As candidates for Georgetown University Student Association (GUSA) post flyers and share Instagram stories to attract students’ votes, the details of their platforms and plans often get lost.
Indeed, as the GUSA election approaches, with students voting Nov. 5 to Nov. 7, the Editorial Board feels there has not been enough discussion of certain nuances within GUSA’s appropriation process, which deeply affects students — student media groups perhaps most of all.
In 2001, Georgetown’s student body established a semesterly Student Activities Fee, included in tuition, via referendum. Referendum organizers intended for the fee to partially fund student clubs, but also to partially form an endowment that would replace the fee within ten years. However, because of factors including the 2008 recession, the university’s fiscal discipline and unjustified optimism about the endowment’s growth, the Student Activities Fee, controlled by the GUSA Senate, remains the sole source of funding for clubs.
Each year, during a lengthy financial appropriations process governed by the senate’s Financial Appropriations Committee (FinApp), GUSA senators liaise with club advisory boards, which represent clubs based on their focus, to distribute the money from the Student Activities Fee. For the 2025 fiscal year, which covers the 2024-25 school year, FinApp distributed over $1.2 million to 11 advisory boards and organizations.
Collectively, these organizations typically request more money than can be allocated, meaning the committee must make cuts. FinApp made cuts to five of the eleven groups in fiscal year 2025, including a notable 6.8% decrease to the Media Board — which funds The Hoya, the Georgetown Voice and other media organizations — from its allocation in the 2024 fiscal year.
While this Media Board cut is not the most drastic of the collective cuts, this decrease — from its requested allocation of $116,996 to a final allocated sum of $79,250 — falls into a pattern of behavior. For the 2024 fiscal year, the Media Board requested $154,018 from FinApp and was awarded just $85,000 — just over 55% of their request.
Senators on FinApp — Senator George LeMieux (CAS ’25), in Media Board’s case — explain their reasoning for their group’s allocations in a report. LeMieux attributed the 6.76% decrease in part to his idea that physically printing newspapers at volume is wasteful and unnecessary. Still, he wrote that “this Committee has no intention of attacking free speech or the press on campus, only that funding be used transparently and not wasted.”
The Editorial Board is pleased with LeMieux’s commitment to his duty of stringent fiscal responsibility and communication.
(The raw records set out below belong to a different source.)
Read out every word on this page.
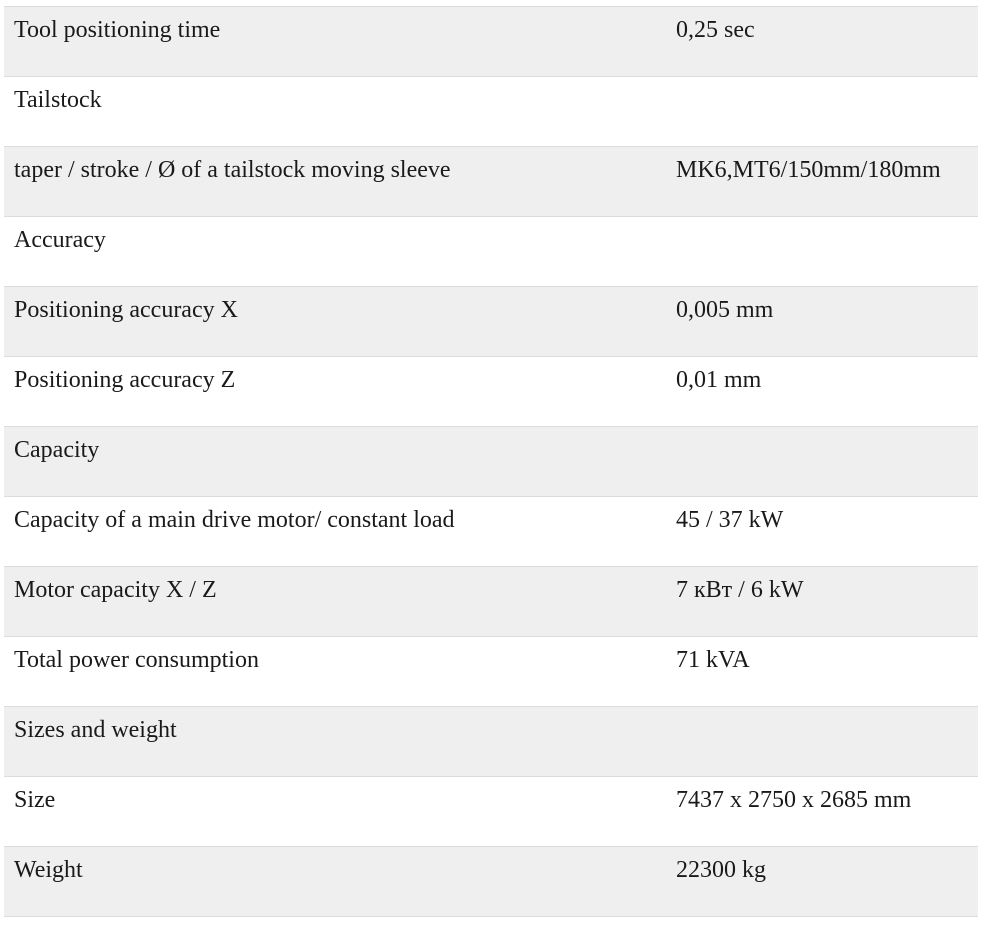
Tool positioning time	0,25 sec
Tailstock
taper / stroke / Ø of a tailstock moving sleeve	MK6,MT6/150mm/180mm
Accuracy
Positioning accuracy X	0,005 mm
Positioning accuracy Z	0,01 mm
Capacity
Capacity of a main drive motor/ constant load	45 / 37 kW
Motor capacity X / Z	7 кВт / 6 kW
Total power consumption	71 kVA
Sizes and weight
Size	7437 x 2750 x 2685 mm
Weight	22300 kg
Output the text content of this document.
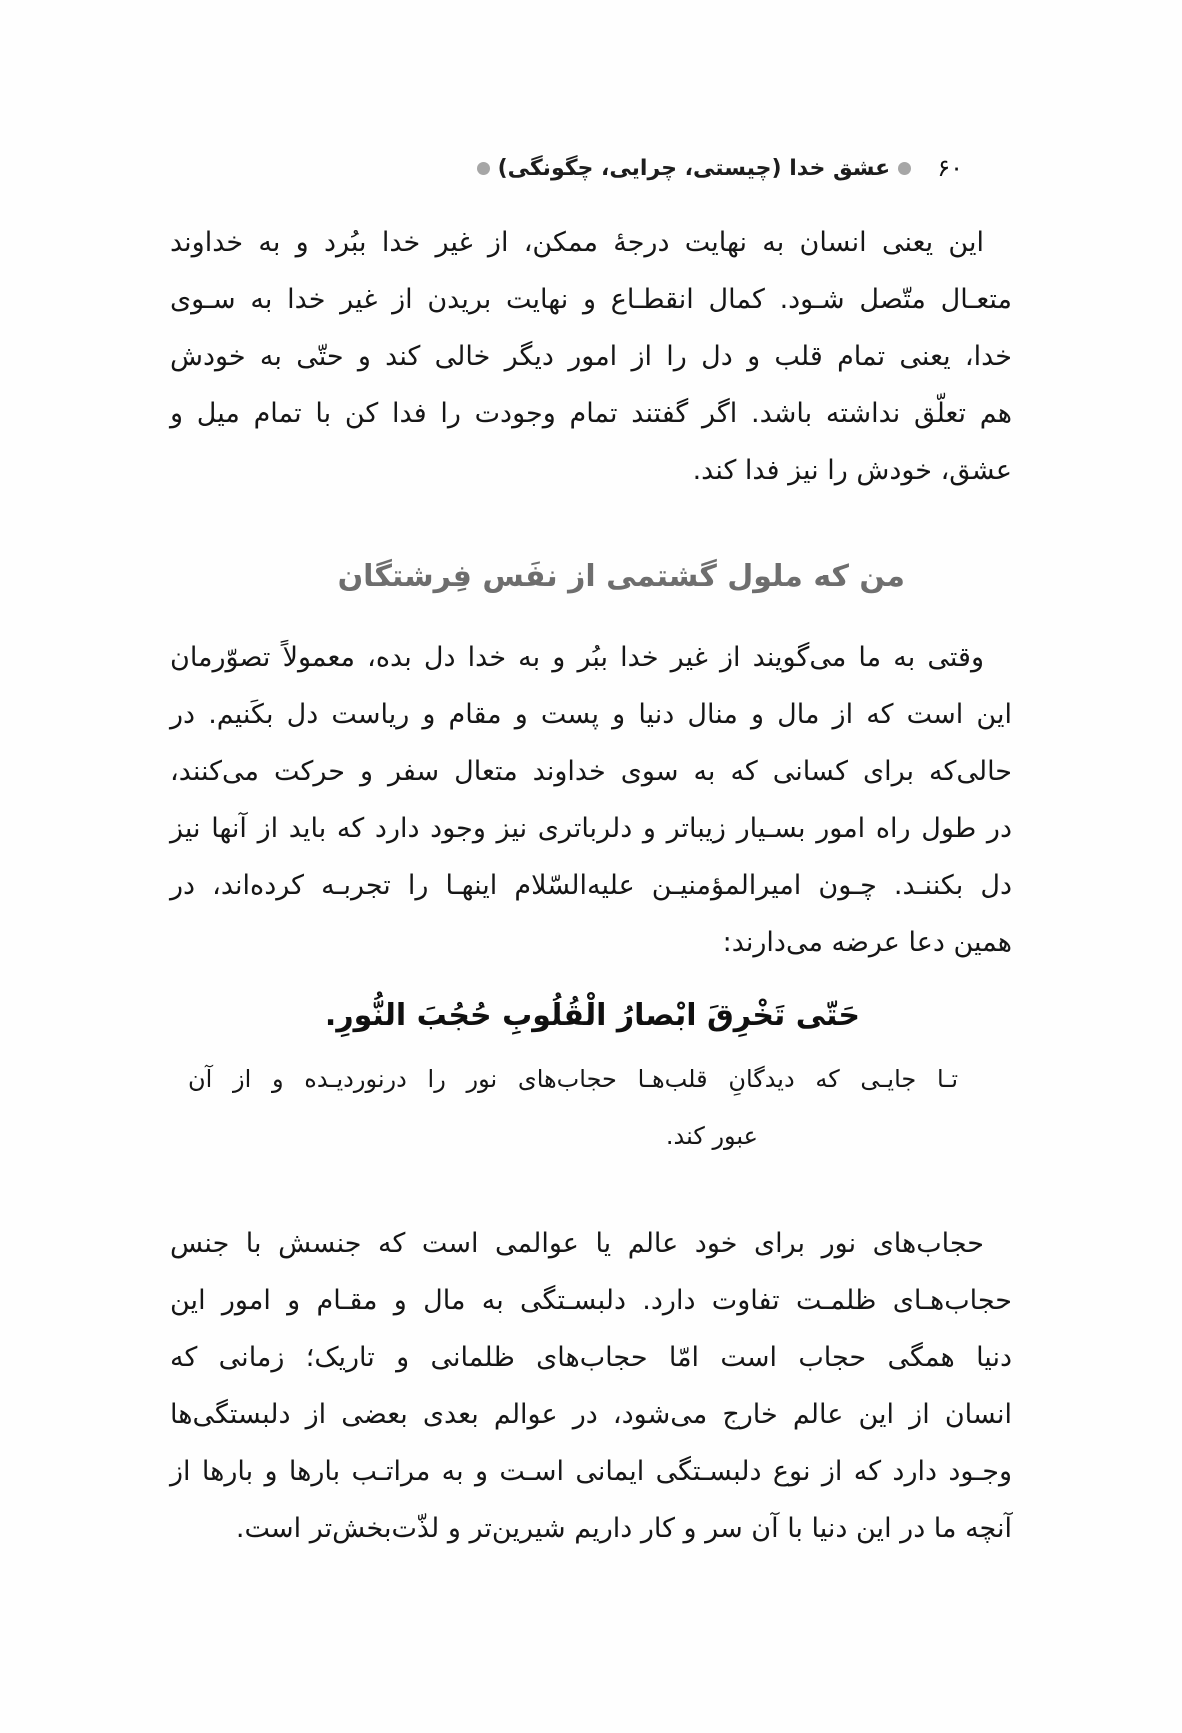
عشق خدا (چیستی، چرایی، چگونگی) ۶۰
این یعنی انسان به نهایت درجهٔ ممکن، از غیر خدا ببُرد و به خداوند
متعـال متّصل شـود. کمال انقطـاع و نهایت بریدن از غیر خدا به سـوی
خدا، یعنی تمام قلب و دل را از امور دیگر خالی کند و حتّی به خودش
هم تعلّق نداشته باشد. اگر گفتند تمام وجودت را فدا کن با تمام میل و
عشق، خودش را نیز فدا کند.
من که ملول گشتمی از نفَس فِرشتگان
وقتی به ما می‌گویند از غیر خدا ببُر و به خدا دل بده، معمولاً تصوّرمان
این است که از مال و منال دنیا و پست و مقام و ریاست دل بکَنیم. در
حالی‌که برای کسانی که به سوی خداوند متعال سفر و حرکت می‌کنند،
در طول راه امور بسـیار زیباتر و دلرباتری نیز وجود دارد که باید از آنها نیز
دل بکننـد. چـون امیرالمؤمنیـن علیه‌السّلام اینهـا را تجربـه کرده‌اند، در
همین دعا عرضه می‌دارند:
حَتّی تَخْرِقَ ابْصارُ الْقُلُوبِ حُجُبَ النُّورِ.
تـا جایـی که دیدگانِ قلب‌هـا حجاب‌های نور را درنوردیـده و از آن
عبور کند.
حجاب‌های نور برای خود عالم یا عوالمی است که جنسش با جنس
حجاب‌هـای ظلمـت تفاوت دارد. دلبسـتگی به مال و مقـام و امور این
دنیا همگی حجاب است امّا حجاب‌های ظلمانی و تاریک؛ زمانی که
انسان از این عالم خارج می‌شود، در عوالم بعدی بعضی از دلبستگی‌ها
وجـود دارد که از نوع دلبسـتگی ایمانی اسـت و به مراتـب بارها و بارها از
آنچه ما در این دنیا با آن سر و کار داریم شیرین‌تر و لذّت‌بخش‌تر است.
This process is opaque and its conclusions are difficult to remedy; while the Media Board was fortunate to communicate with a senator so willing to provide written reasoning for the cuts, many other boards were not so lucky.
However, the Board feels it necessary to express its disgust with his views on printed newspapers and lack of faith in The Hoya to adequately appropriate its resources.
In an interview with the new Vice Chair of FinApp, Tina Solki (MSB, SFS ’26), however, the Editorial Board initially found reason for hope. Solki, who also serves as design editor for the Voice, reiterated her support for publications’ continued printing.
“I’m familiar in my role as a design editor that half the reason people draw is to get their works in print. It’s an incredibly special experience. And I think that printing has incredible value,” Solki told The Hoya.
While Solki’s support for student media is comforting, it does not bring the Editorial Board long-term hope for stability in campus media that it strives for.
Although Solki’s position as a member of the Voice’s Board of Editors boosts our confidence that the Media Board will be cut less, or not at all, this dynamic highlights the volatility of the process and the unreasonable influence of individual senators. The fact that allocated funding has been so dependent on individual senators demonstrates a fundamental weakness in the appropriations process.
Indeed, with regard to journalistic organizations, this funding process presents a dramatic conflict of interest. Student journalists from The Hoya, the Voice and other publications regularly observe and report on GUSA with a critical eye; yet GUSA’s appropriations process leaves crucial funding decisions to the very student government members that student publications cover.
As a result, the Editorial Board strongly recommends that any media organization with potential to regularly report on GUSA should not be subjected to their funding process, and should instead be directly managed by university administrators with no ties whatsoever to student media. Even if the university behaves in a more critical manner with regard to funding waste, the Editorial Board trusts that the process will be conducted impartially and with sufficient room for appeals and transparency.
The university administration is largely divorced from the student politics and social momentum that define GUSA’s FinApp process; the Editorial Board has faith that it will not only better and more consistently prioritize the needs of campus media, but promote a higher degree of independence for those media outlets.
The Editorial Board urges the university to consider how best it can promote the freedom of the press that we take pride in as a community. Divorce those who govern from those who check their power; remove media appropriations from FinApp’s control.
The Hoya’s editorial board is composed of six students and is chaired by the opinion editor. Editorials reflect only the beliefs of a majority of the board and are not representative of The Hoya or any individual member of the board.